FIG. 9.

Models demonstrating how nonhomologous tails might impede DSB-induced gene conversion in rad59 mutants. (A) During DSB-induced gene conversion, a single-stranded DNA intermediate searches duplex DNA for a homologous sequence and initially forms a paranemic joint that is converted to a plectonemic joint. The presence of nonhomologous sequences at the end of the invading strand destabilizes the paranemic joint or impedes the conversion to a plectonemic joint (43). Rad59p (closed ellipses) facilitates the process by annealing the strands and stabilizing the joint. A stable paranemic joint in turn provides the opportunity for the tail to be removed or for a topoisomerase to act. In the absence of Rad59p, longer tails pose a greater impediment to the formation of a plectonemic joint. This is consistent with a previous interpretation of the srs2 mutation, which behaves similarly in the DSB-induced gene conversion assay (38). Srs2p (black triangle) is proposed to stabilize the same structure by unwinding the donor duplex, allowing easier formation of a paranemic joint and, later, a plectonemic joint. (B) When nonhomologous tails become long, they may impede SSA or DSB-induced gene conversion by forming secondary structures in a process mediated by the annealing of microhomologous sequences.

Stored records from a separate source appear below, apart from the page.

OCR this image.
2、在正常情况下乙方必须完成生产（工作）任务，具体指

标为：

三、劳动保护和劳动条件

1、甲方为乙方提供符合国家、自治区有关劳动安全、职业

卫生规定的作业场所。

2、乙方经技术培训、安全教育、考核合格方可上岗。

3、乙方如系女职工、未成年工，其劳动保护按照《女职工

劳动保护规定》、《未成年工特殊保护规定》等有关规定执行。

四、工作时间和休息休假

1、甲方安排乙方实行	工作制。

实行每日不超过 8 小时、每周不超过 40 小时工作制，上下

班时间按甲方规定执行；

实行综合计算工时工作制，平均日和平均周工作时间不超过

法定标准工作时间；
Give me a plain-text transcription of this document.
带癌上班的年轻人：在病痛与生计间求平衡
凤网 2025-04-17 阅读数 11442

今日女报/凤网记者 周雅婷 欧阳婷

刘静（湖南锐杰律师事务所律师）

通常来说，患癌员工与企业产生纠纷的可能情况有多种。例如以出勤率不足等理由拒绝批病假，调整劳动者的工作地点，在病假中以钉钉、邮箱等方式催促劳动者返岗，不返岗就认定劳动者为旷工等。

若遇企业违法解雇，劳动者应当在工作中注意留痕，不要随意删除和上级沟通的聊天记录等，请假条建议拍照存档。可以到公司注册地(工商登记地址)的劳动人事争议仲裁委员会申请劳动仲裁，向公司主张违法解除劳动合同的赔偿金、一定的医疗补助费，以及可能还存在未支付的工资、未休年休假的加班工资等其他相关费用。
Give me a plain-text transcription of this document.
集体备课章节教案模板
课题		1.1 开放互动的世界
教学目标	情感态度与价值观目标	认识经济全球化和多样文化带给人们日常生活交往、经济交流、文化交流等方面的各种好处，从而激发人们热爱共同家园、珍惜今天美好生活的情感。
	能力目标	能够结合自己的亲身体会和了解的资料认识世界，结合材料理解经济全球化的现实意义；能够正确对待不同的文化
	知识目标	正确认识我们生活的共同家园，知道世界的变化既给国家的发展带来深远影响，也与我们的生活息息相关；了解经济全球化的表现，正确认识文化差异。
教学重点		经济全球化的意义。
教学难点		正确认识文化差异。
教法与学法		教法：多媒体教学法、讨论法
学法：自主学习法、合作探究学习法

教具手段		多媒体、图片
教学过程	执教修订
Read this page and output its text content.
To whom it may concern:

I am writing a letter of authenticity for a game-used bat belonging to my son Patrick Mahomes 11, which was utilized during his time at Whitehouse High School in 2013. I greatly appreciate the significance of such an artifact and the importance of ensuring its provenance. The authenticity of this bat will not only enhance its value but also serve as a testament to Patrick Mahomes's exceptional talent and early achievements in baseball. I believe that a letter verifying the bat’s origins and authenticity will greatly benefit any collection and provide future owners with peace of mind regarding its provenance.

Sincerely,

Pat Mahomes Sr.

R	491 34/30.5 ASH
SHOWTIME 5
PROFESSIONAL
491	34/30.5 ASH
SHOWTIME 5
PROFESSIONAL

The single-stranded DNA binding protein RPA (open ellipses) may reduce secondary structures by forming complexes with single-stranded DNA. These complexes likely lie in equilibrium with the unbound state as the single-stranded tail searches for homologous sequence. As such, the secondary structures remain competitors to successful SSA or gene conversion. A mutation such as rad59 or srs2 that cripples SSA or gene conversion will shift the equilibrium toward the secondary structures, eventually leading to cell death. Substrates with short tails or no tails do not have this competing pathway, and hence it only reveals itself with structures with long tails in a mutant background. Mutations in srs2 decrease SSA to a lesser extent than do rad59 mutations, which is consistent with the likelihood that a helicase is not required for annealing of complementary strands. Srs2p may promote SSA indirectly by unwinding microhomology-based secondary structures or by aiding in the homology search process by unwinding improperly annealed single-stranded tails.